MySQL Bugs: #76746: Broken replication on SQL thread restart if gtid

Bug #76746	Broken replication on SQL thread restart if gtid_mode is enabled
Submitted:	19 Apr 2015 5:12	Modified:	26 Aug 2015 10:54
Reporter:	Davi Arnaut (OCA)	Email Updates:
Status:	Closed	Impact on me:	None
Category:	MySQL Server: Replication	Severity:	S1 (Critical)
Version:	5.6	OS:	Any
Assigned to:		CPU Architecture:	Any
Tags:	binlog checksum, broken replication, GTID, relay log, sql thread

Description:
When the SQL thread starts, it needs to search the current relay log for the
Format_description event of the master before seeking to the last executed
position. This search starts at the beginning of the relay log and continues
until an event other than Format_description or Rotate is found. This method
relies on the layout of the beginning of a relay log, which is usually
composed of the Format_description event of the slave followed by the Rotate
and Format_description events from the master.

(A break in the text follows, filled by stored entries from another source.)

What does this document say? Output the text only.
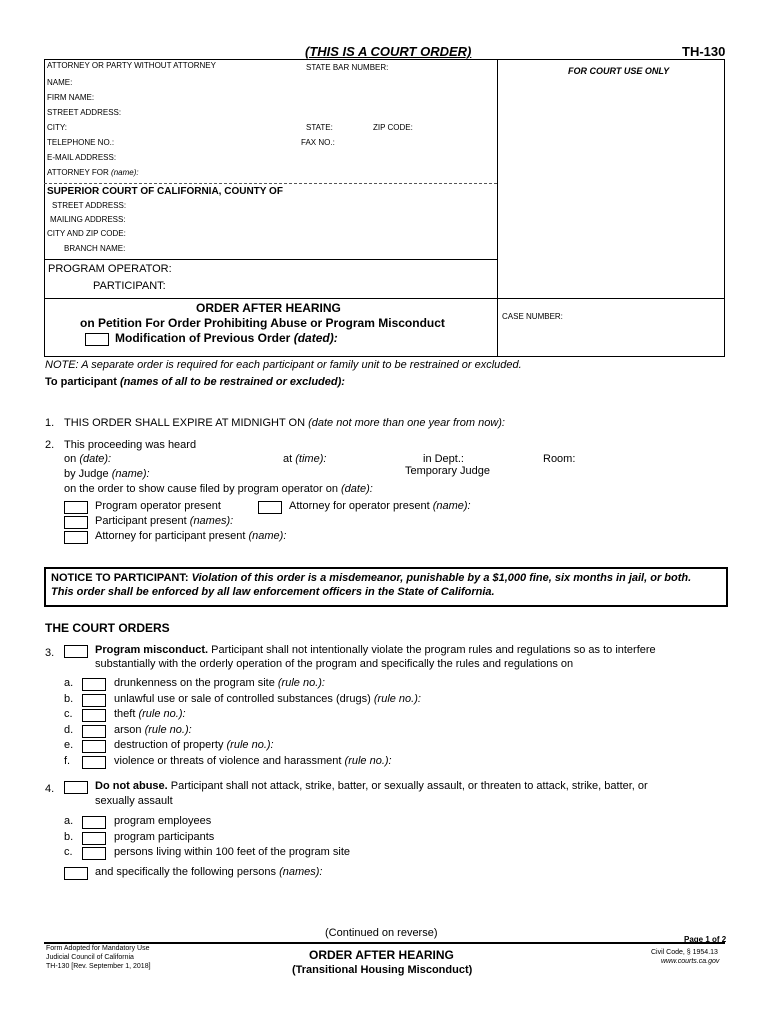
(THIS IS A COURT ORDER)	TH-130
FOR COURT USE ONLY
ATTORNEY OR PARTY WITHOUT ATTORNEY	STATE BAR NUMBER:
NAME:
FIRM NAME:
STREET ADDRESS:
CITY:	STATE:	ZIP CODE:
TELEPHONE NO.:	FAX NO.:
E-MAIL ADDRESS:
ATTORNEY FOR (name):
SUPERIOR COURT OF CALIFORNIA, COUNTY OF
STREET ADDRESS:
MAILING ADDRESS:
CITY AND ZIP CODE:
BRANCH NAME:
PROGRAM OPERATOR:
PARTICIPANT:
ORDER AFTER HEARING
on Petition For Order Prohibiting Abuse or Program Misconduct
Modification of Previous Order (dated):
CASE NUMBER:
NOTE: A separate order is required for each participant or family unit to be restrained or excluded.
To participant (names of all to be restrained or excluded):
1. THIS ORDER SHALL EXPIRE AT MIDNIGHT ON (date not more than one year from now):
2. This proceeding was heard
on (date):	at (time):	in Dept.:	Room:
by Judge (name):	Temporary Judge
on the order to show cause filed by program operator on (date):
Program operator present	Attorney for operator present (name):
Participant present (names):
Attorney for participant present (name):
NOTICE TO PARTICIPANT: Violation of this order is a misdemeanor, punishable by a $1,000 fine, six months in jail, or both.
This order shall be enforced by all law enforcement officers in the State of California.
THE COURT ORDERS
3.	Program misconduct. Participant shall not intentionally violate the program rules and regulations so as to interfere
substantially with the orderly operation of the program and specifically the rules and regulations on
a.	drunkenness on the program site (rule no.):
b.	unlawful use or sale of controlled substances (drugs) (rule no.):
c.	theft (rule no.):
d.	arson (rule no.):
e.	destruction of property (rule no.):
f.	violence or threats of violence and harassment (rule no.):
4.	Do not abuse. Participant shall not attack, strike, batter, or sexually assault, or threaten to attack, strike, batter, or
sexually assault
a.	program employees
b.	program participants
c.	persons living within 100 feet of the program site
and specifically the following persons (names):
(Continued on reverse)
Page 1 of 2
Form Adopted for Mandatory Use
Judicial Council of California
TH-130 [Rev. September 1, 2018]
ORDER AFTER HEARING
(Transitional Housing Misconduct)
Civil Code, § 1954.13
www.courts.ca.gov
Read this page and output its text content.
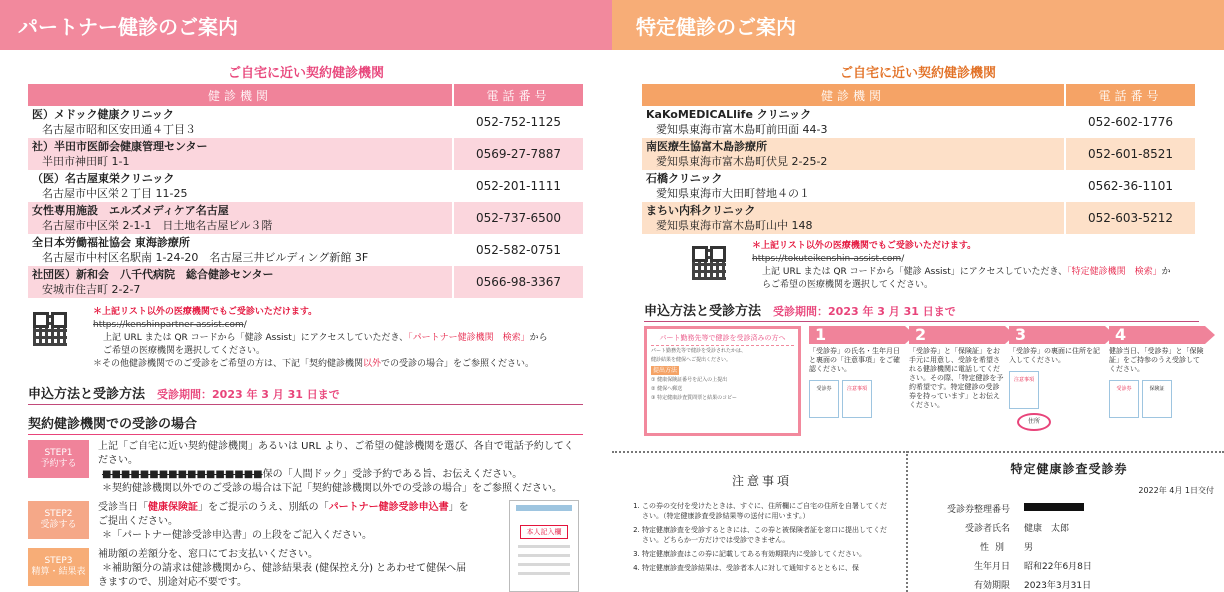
パートナー健診のご案内
ご自宅に近い契約健診機関
健診機関	電話番号

医）メドック健康クリニック
名古屋市昭和区安田通４丁目３	052-752-1125

社）半田市医師会健康管理センター
半田市神田町 1-1	0569-27-7887

（医）名古屋東栄クリニック
名古屋市中区栄２丁目 11-25	052-201-1111

女性専用施設　エルズメディケア名古屋
名古屋市中区栄 2-1-1　日土地名古屋ビル３階	052-737-6500

全日本労働福祉協会 東海診療所
名古屋市中村区名駅南 1-24-20　名古屋三井ビルディング新館 3F	052-582-0751

社団医）新和会　八千代病院　総合健診センター
安城市住吉町 2-2-7	0566-98-3367
＊上記リスト以外の医療機関でもご受診いただけます。
https://kenshinpartner-assist.com/
上記 URL または QR コードから「健診 Assist」にアクセスしていただき、「パートナー健診機関　検索」から
ご希望の医療機関を選択してください。
＊その他健診機関でのご受診をご希望の方は、下記「契約健診機関以外での受診の場合」をご参照ください。
申込方法と受診方法 受診期間：2023 年 3 月 31 日まで
契約健診機関での受診の場合
STEP1
予約する
上記「ご自宅に近い契約健診機関」あるいは URL より、ご希望の健診機関を選び、各自で電話予約してく
ださい。
■■■■■■■■■■■■■■■■■保の「人間ドック」受診予約である旨、お伝えください。
＊契約健診機関以外でのご受診の場合は下記「契約健診機関以外での受診の場合」をご参照ください。
STEP2
受診する
受診当日「健康保険証」をご提示のうえ、別紙の「パートナー健診受診申込書」を
ご提出ください。
＊「パートナー健診受診申込書」の上段をご記入ください。
STEP3
精算・結果表
補助額の差額分を、窓口にてお支払いください。
＊補助額分の請求は健診機関から、健診結果表 (健保控え分) とあわせて健保へ届
きますので、別途対応不要です。
本人記入欄
特定健診のご案内
ご自宅に近い契約健診機関
健診機関	電話番号

KaKoMEDICALlife クリニック
愛知県東海市富木島町前田面 44-3	052-602-1776

南医療生協富木島診療所
愛知県東海市富木島町伏見 2-25-2	052-601-8521

石橋クリニック
愛知県東海市大田町替地４の１	0562-36-1101

まちい内科クリニック
愛知県東海市富木島町山中 148	052-603-5212
＊上記リスト以外の医療機関でもご受診いただけます。
https://tokuteikenshin-assist.com/
上記 URL または QR コードから「健診 Assist」にアクセスしていただき、「特定健診機関　検索」か
らご希望の医療機関を選択してください。
申込方法と受診方法 受診期間：2023 年 3 月 31 日まで
パート勤務先等で健診を受診済みの方へ
パート勤務先等で健診を受診されたかは、
健診結果を健保へご提出ください。
提出方法
① 健康保険証番号を記入の上提出
② 健保へ郵送
③ 特定健康診査質問票と結果のコピー
1
「受診券」の氏名・生年月日と裏面の「注意事項」をご確認ください。
受診券	注意事項
2
「受診券」と「保険証」をお手元に用意し、受診を希望される健診機関に電話してください。その際、「特定健診を予約希望です。特定健診の受診券を持っています」とお伝えください。
3
「受診券」の裏面に住所を記入してください。
注意事項
住所
4
健診当日、「受診券」と「保険証」をご持参のうえ受診してください。
受診券	保険証
注意事項
1. この券の交付を受けたときは、すぐに、住所欄にご自宅の住所を自署してください。（特定健康診査受診結果等の送付に用います。）
2. 特定健康診査を受診するときには、この券と被保険者証を窓口に提出してください。どちらか一方だけでは受診できません。
3. 特定健康診査はこの券に記載してある有効期限内に受診してください。
4. 特定健康診査受診結果は、受診者本人に対して通知するとともに、保
特定健康診査受診券
2022年 4月 1日交付
受診券整理番号
受診者氏名	健康　太郎
性別	男
生年月日	昭和22年6月8日
有効期限	2023年3月31日
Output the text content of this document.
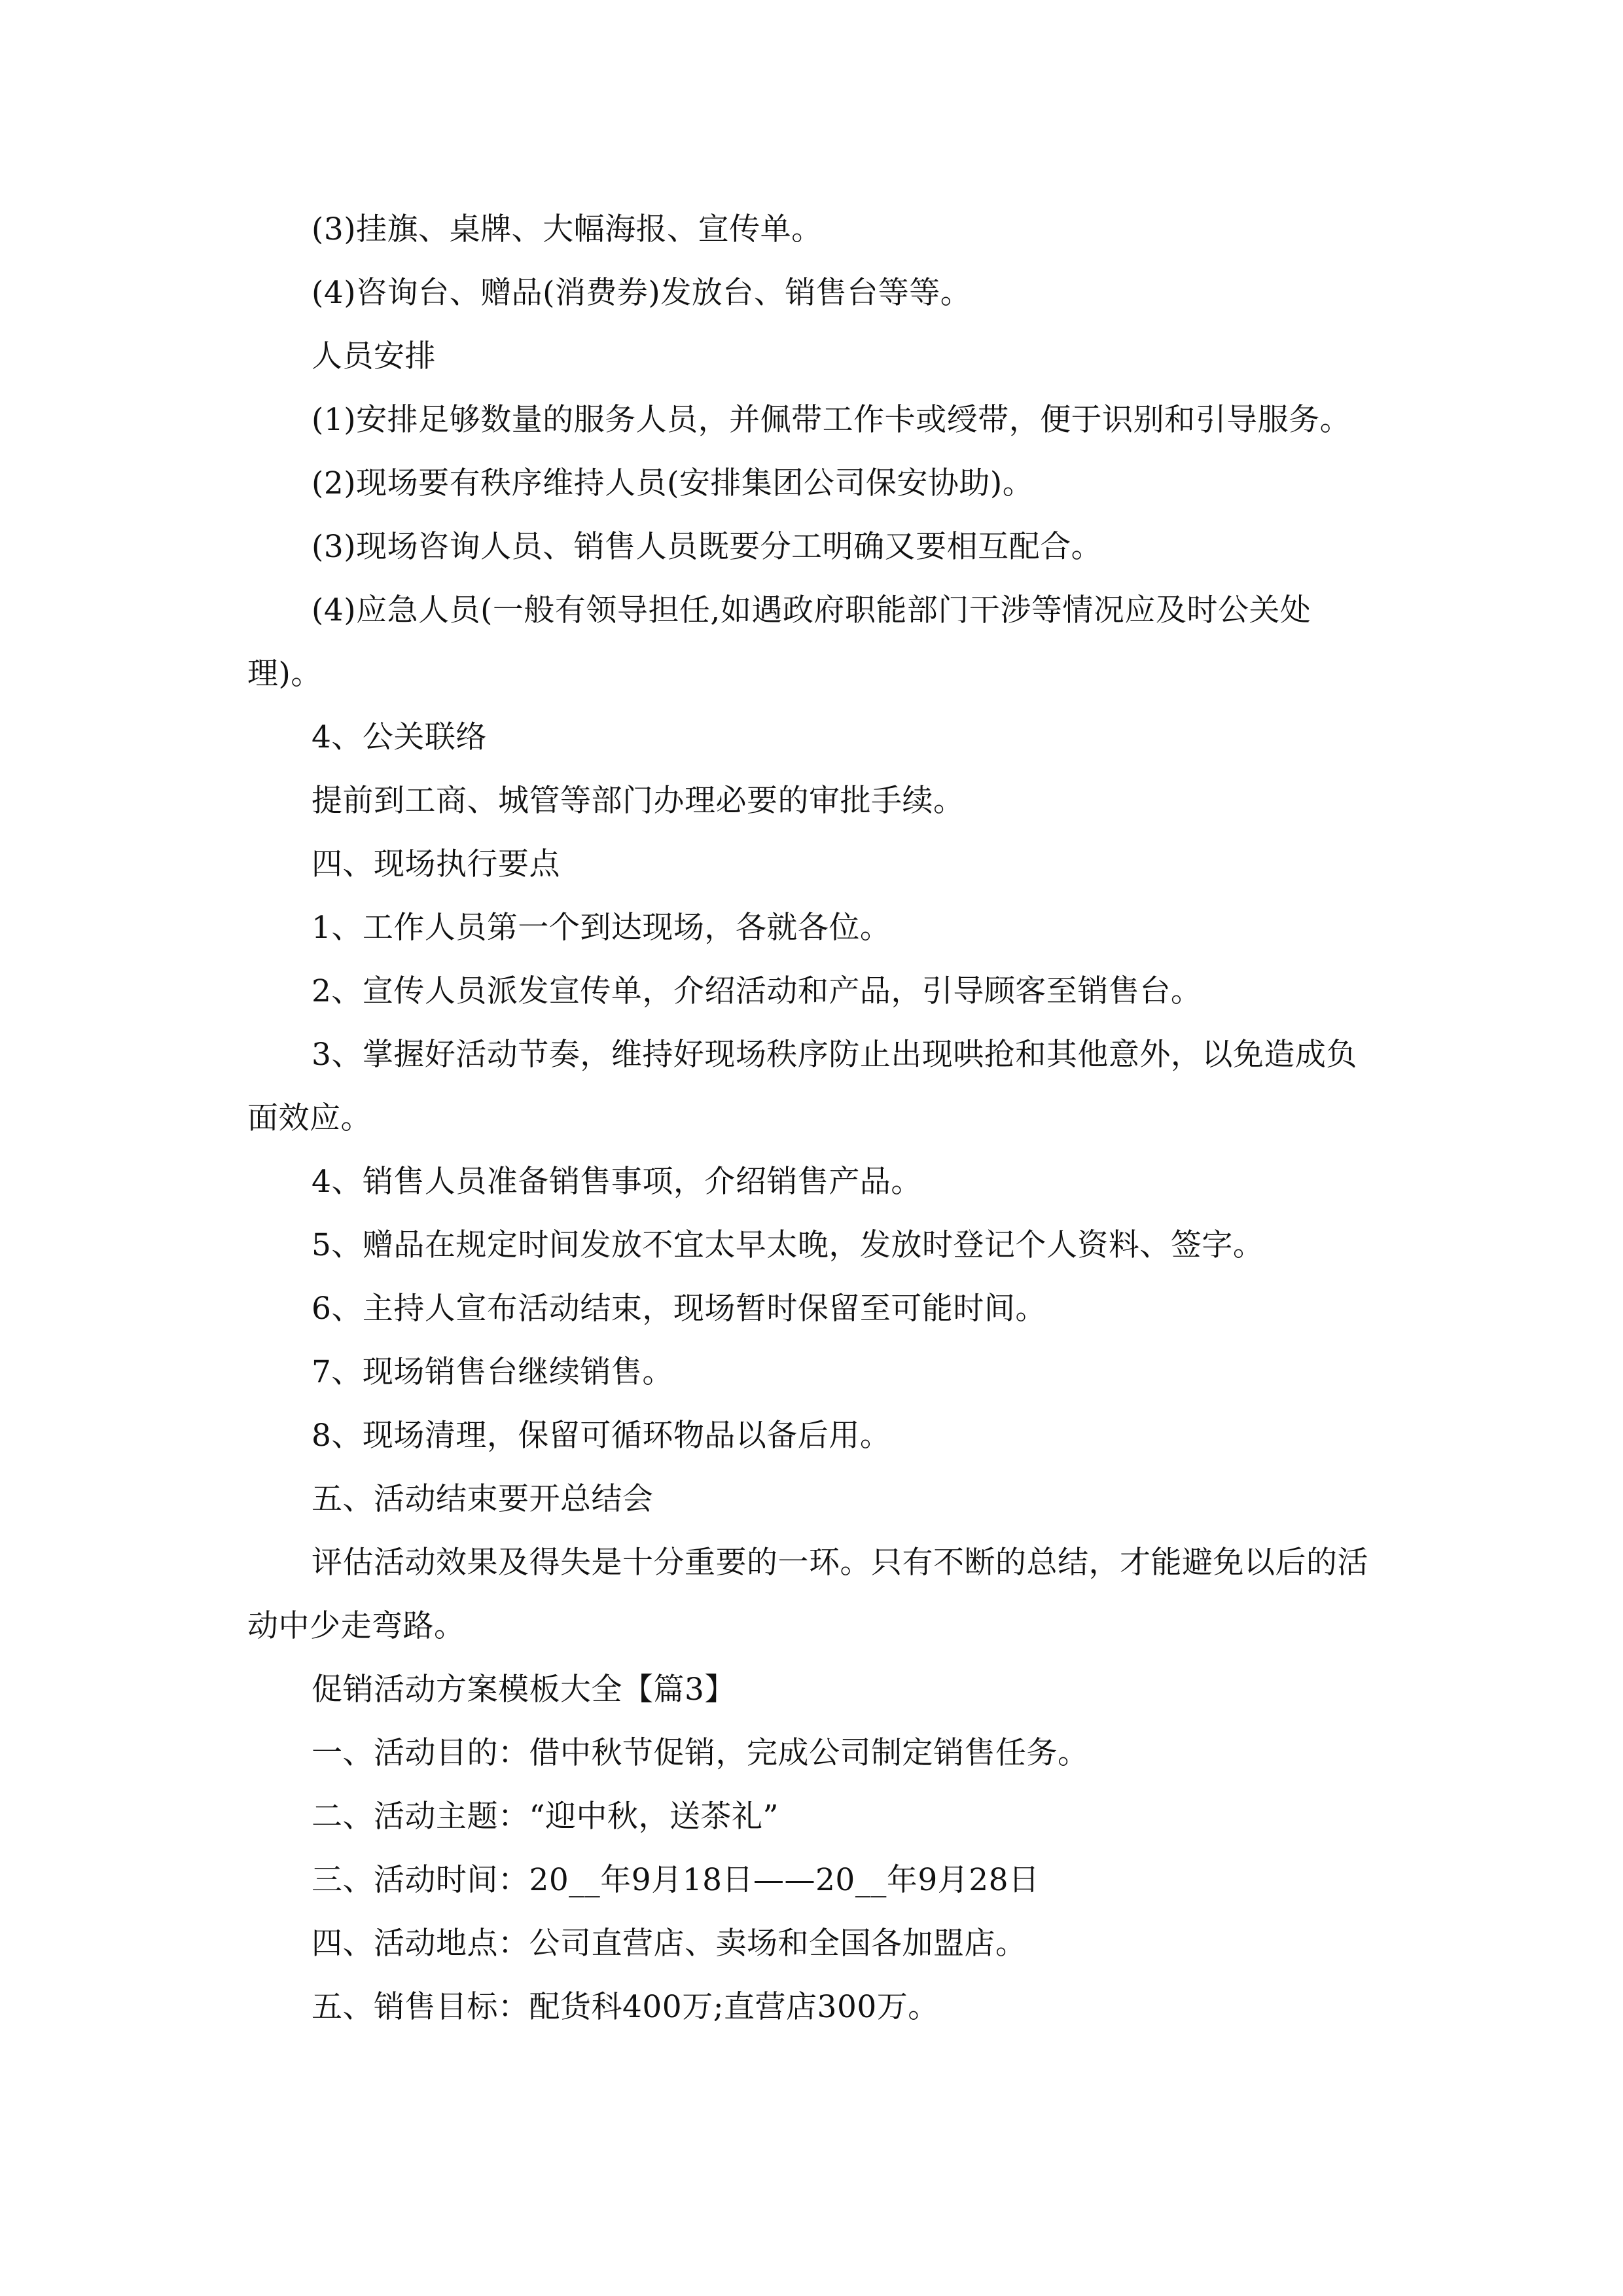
(3)挂旗、桌牌、大幅海报、宣传单。

(4)咨询台、赠品(消费券)发放台、销售台等等。

人员安排

(1)安排足够数量的服务人员，并佩带工作卡或绶带，便于识别和引导服务。

(2)现场要有秩序维持人员(安排集团公司保安协助)。

(3)现场咨询人员、销售人员既要分工明确又要相互配合。

(4)应急人员(一般有领导担任,如遇政府职能部门干涉等情况应及时公关处理)。

4、公关联络

提前到工商、城管等部门办理必要的审批手续。

四、现场执行要点

1、工作人员第一个到达现场，各就各位。

2、宣传人员派发宣传单，介绍活动和产品，引导顾客至销售台。

3、掌握好活动节奏，维持好现场秩序防止出现哄抢和其他意外，以免造成负面效应。

4、销售人员准备销售事项，介绍销售产品。

5、赠品在规定时间发放不宜太早太晚，发放时登记个人资料、签字。

6、主持人宣布活动结束，现场暂时保留至可能时间。

7、现场销售台继续销售。

8、现场清理，保留可循环物品以备后用。

五、活动结束要开总结会

评估活动效果及得失是十分重要的一环。只有不断的总结，才能避免以后的活动中少走弯路。

促销活动方案模板大全【篇3】

一、活动目的：借中秋节促销，完成公司制定销售任务。

二、活动主题：“迎中秋，送茶礼”

三、活动时间：20__年9月18日——20__年9月28日

四、活动地点：公司直营店、卖场和全国各加盟店。

五、销售目标：配货科400万;直营店300万。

The problem is that if GTID mode is enabled, the relay log contains a
Previous_gtids event before the Rotate event, which breaks the aforementioned
method as the search will stop before the Format_description event of the
master is read. That is, the search stops once the Previous_gtid event is
found. This causes the SQL thread to use its own Format_description event to
process events from the master, leading to broken replication in a few
scenarios (for example, when binary log checksum is enabled on master but not
on slave).

How to repeat:
See attached patch.

Test case and fix.

Attachment: SQL-thread-init-previous-gtid.patch (application/octet-stream, text), 4.47 KiB.

Hello Davi Arnaut,

Thank you for the report, test case and contribution.

Thanks,
Umesh

Thanks for your feedback, this is fixed in an upcoming versions and the following was noted in the 5.6.27 changelog:
When a master with --binlog_checksum=none and --gtid-mode=ON was replicating to a slave with --binlog_checksum=crc32, restarting the slave's SQL thread caused an Event crc check error. This was due to the Format_description_log_event from the master not being correctly found in existing relay logs after restarting the slave's SQL thread. The fix ensures that the Previous_gtids_log_event is correctly skipped and that the correct Format_description_log_event is found in existing relay logs after restarting the slave's SQL thread.